By default calculations on the 387 are done by the hardware in 80 bits
precision, but truncated down to 64 (assuming double types) when moved
out of the registers. There are a number of ways to deal with it, or at
least expose it:
-ffloat-store will cause gcc to always move intermediate results out of
registers and into memory, which effectively gets rid of the excess
precision at the cost of a speed hit.
Progress! Now the program output matching blocks are
(O0 -ffloat-store == O1 ffloat-store == O2 ffloat-store) != (O0) != (O1 == O2
== O3) In other words, now the O0 matches 1,2 with the addition
of -ffloat-store, even though it still doesn't match the Ox without
ffloat-store.
Does this suggest to you the mismatching output was due to decimal point
differences rather than other problems (aliasing for example)?
It suggests that you were in fact getting more than 53-bit double
somewhere, and that it's not an aliasing error.
Also, I didn't mention earlier (did I?) that the program's output when
compiled on the Macintosh matched at all optimization levels. (O0 == O1 ==
O2) (Though the output did not match any output from the program compiled on
linux.) Is this possibly b/c the Mac has sse2 (Core 2 Duo) and able to use
those instructions which have more meaningful decimal places?
If you use SSE2, you have no extra precision for -ffloat-store to
suppress. Assuming the machine where you used 387 has SSE2 hardware,
you could set -mfpmath=sse That is the default for 64-bit gcc.

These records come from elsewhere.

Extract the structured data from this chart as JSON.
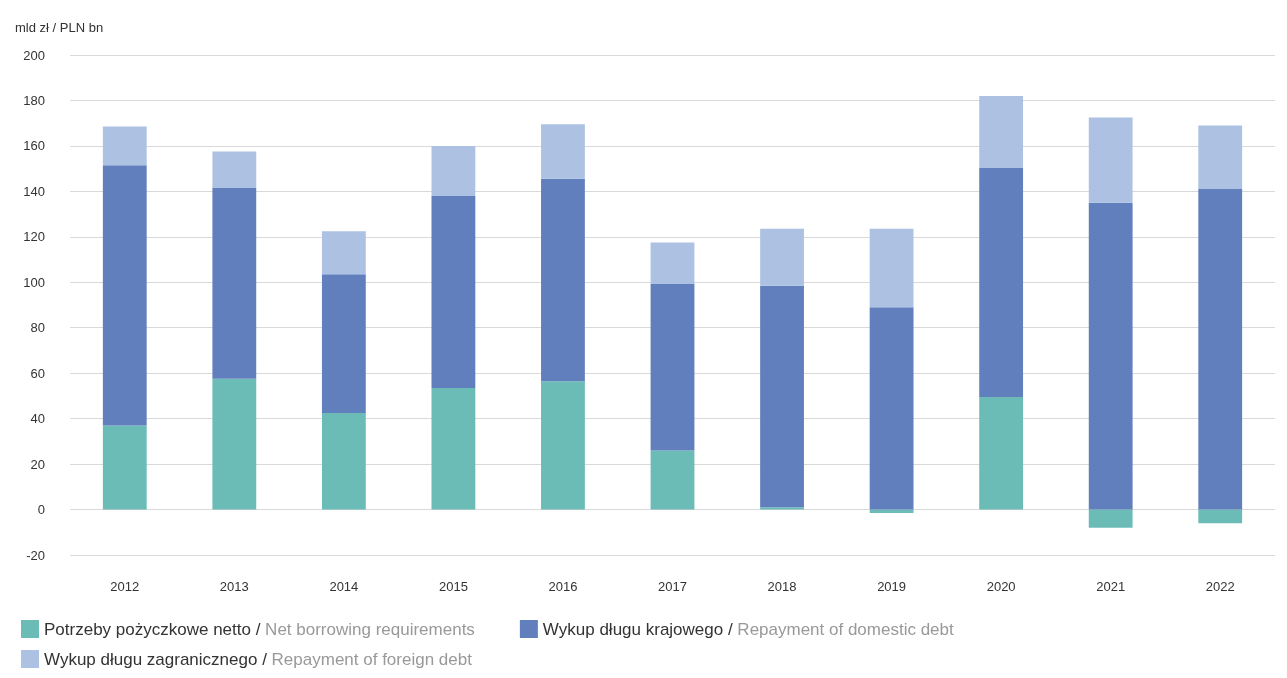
{
  "chart_data": {
    "type": "bar",
    "stacked": true,
    "ylabel": "mld zł / PLN bn",
    "categories": [
      "2012",
      "2013",
      "2014",
      "2015",
      "2016",
      "2017",
      "2018",
      "2019",
      "2020",
      "2021",
      "2022"
    ],
    "series": [
      {
        "name": "Potrzeby pożyczkowe netto / Net borrowing requirements",
        "color": "#6bbbb6",
        "values": [
          37,
          57.5,
          42.5,
          53.5,
          56.5,
          26,
          1,
          -1.5,
          49.5,
          -8,
          -6
        ]
      },
      {
        "name": "Wykup długu krajowego / Repayment of domestic debt",
        "color": "#627fbd",
        "values": [
          114.5,
          84,
          61,
          84.5,
          89,
          73.5,
          97.5,
          89,
          101,
          135,
          141
        ]
      },
      {
        "name": "Wykup długu zagranicznego / Repayment of foreign debt",
        "color": "#adc2e2",
        "values": [
          17,
          16,
          19,
          22,
          24,
          18,
          25,
          34.5,
          31.5,
          37.5,
          28
        ]
      }
    ],
    "ylim": [
      -20,
      200
    ],
    "yticks": [
      -20,
      0,
      20,
      40,
      60,
      80,
      100,
      120,
      140,
      160,
      180,
      200
    ],
    "grid": "y",
    "legend": "bottom left"
  }
}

I've tried using floats only in the what I guess is the key calculation
involving the exp(), then casting to double (so that I don't have to modify
all the code to be float), but this doesn't result in matching output between
O1 and O0. Does the compiler do any recasting of float->double double->float
behind the scenes?
The 387 exp() performs all its calculations with extra precision. Then,
if you don't set -ffloat-store, it may never get rounded down. If you
have no SSE2 math library, you will still get 387 exp() even if you set
-mfpmath=sse, but there will be an implicit -ffloat-store in the
conversion of the result to SSE2.